Top positive review
Buy It, Read It, Do Something Because You Did
Reviewed in the United States 🇺🇸 on October 20, 2016
This book was originally published with the title "Who We Be: the Colorization of America", which I mention because it is emblematic of the work and perhaps of the author, himself. The current title is both less provocative to white readers and much more informative. In keeping with the mission Professor Chang seems to have been given. When I worked with Jeff Chang at Applied Research Center in Oakland back at the turn of the century, we all knew Jeff would become someTHING shiny and noticed, but we could not be sure what kind of someONE he would choose to become. What he is, this book has told me among many other things, is an educator. What an unusual way to be an authentic activist, a true caller of the future into being.
Knowing nothing about music (or much else culturally speaking) post 1978 or so, Chang's first book on hiphop was ignored by me, but my 20-something nephews really dug it. This one I bought to read online because I know the author and am a race fanatic, so wanted to know what "The Colorization of America"/ "A Cultural History of Race in Post-Civil Rights America" meant. Wow, did I find out! The parts I understood because I lived them he put in a context so much wider that an old adage came to mind: If the answer is too big for the question, change the question. Chang has a bordering-on-brilliant talent for connecting what we might never otherwise have seen as common questions because our answers have been too small.
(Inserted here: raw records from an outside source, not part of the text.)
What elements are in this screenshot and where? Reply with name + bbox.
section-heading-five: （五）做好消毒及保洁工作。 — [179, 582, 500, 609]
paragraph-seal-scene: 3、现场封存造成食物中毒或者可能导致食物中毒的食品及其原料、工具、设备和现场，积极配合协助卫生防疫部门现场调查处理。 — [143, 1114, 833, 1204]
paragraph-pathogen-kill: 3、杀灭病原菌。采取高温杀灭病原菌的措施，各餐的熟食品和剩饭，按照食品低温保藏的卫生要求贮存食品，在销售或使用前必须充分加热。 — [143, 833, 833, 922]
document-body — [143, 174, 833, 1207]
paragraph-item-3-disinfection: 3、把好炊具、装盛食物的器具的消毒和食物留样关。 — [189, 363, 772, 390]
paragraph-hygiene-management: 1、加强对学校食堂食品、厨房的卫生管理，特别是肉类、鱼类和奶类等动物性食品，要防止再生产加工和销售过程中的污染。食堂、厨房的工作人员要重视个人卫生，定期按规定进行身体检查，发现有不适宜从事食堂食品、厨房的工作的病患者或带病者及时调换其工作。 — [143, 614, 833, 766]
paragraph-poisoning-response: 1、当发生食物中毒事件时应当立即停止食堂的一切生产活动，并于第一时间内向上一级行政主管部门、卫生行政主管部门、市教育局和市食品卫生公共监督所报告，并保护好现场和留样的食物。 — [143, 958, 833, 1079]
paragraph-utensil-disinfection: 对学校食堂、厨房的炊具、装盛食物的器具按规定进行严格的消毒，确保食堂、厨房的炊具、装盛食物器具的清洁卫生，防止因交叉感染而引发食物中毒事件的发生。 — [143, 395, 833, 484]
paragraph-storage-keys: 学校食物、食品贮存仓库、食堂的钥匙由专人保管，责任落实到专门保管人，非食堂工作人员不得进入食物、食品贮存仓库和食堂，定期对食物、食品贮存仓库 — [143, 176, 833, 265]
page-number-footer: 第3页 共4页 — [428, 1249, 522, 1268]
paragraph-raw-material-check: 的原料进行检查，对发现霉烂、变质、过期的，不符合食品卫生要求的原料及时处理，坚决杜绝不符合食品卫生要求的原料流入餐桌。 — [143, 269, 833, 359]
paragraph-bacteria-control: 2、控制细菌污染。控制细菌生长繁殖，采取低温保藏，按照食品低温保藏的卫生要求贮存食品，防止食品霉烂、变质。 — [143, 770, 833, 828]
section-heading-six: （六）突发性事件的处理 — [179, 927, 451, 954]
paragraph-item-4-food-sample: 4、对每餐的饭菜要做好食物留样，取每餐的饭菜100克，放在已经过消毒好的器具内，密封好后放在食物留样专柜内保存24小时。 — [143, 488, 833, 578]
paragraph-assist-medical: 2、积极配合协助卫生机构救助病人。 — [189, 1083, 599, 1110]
In my 18 years of public school (not all white, but all well-funded by tax dollars), 18 months at Washington University (before dropping out to join either the revolution or the hippies, whichever seemed more fun when I hitchhiked to San Francisco with a draft dodger in 1968), and three years of seminary (I am an ordained minister), I have met exactly two other people I would call "educator" as an identity rather than vocation or work title. Chang brings even an old, culturally ignorant and irrrelevant white lady like me into his stories. Stories he is telling us so that we can know we are not so very unlike, so very unlikely to do the right thing by one another.
His description of how the Obama/HOPE imagery came to be and morphed in startling ways follows a trajectory that has become familiar by that point in the text. Chang starts at the beginning of a tale only he can predict, and unless the reader is clued in to the esoterica of the topic (an astounding amount of research is evident in this book), s/he is in for a fascinating trip to a destination that, once it is glimpsed, makes sense of all that has been written before. Chang's cadences and fluid transitions from culturespeak to academic prose are a pleasure in and of themselves for any reader. And what a fine way of fleshing out for us the wisdom that "the personal is political" -- to hang most of what he tells us on the skeleton of one life. That way,it is possible for us to see ourselves as individual actors in history/herstory/ourstory. None of us is bigger than our cultural context, and none of us is exempt from the human imperative to act for the wellbeing of that culture. We be, at bottom, WE.
So, of course, read the book. Unless you receive public assistance, please BUY the book (this is how writers keep writing, yes?). Then try to articulate, if only to yourself, what difference what you just learned will make. Because that's how you'll know you've been educated, not just instructed.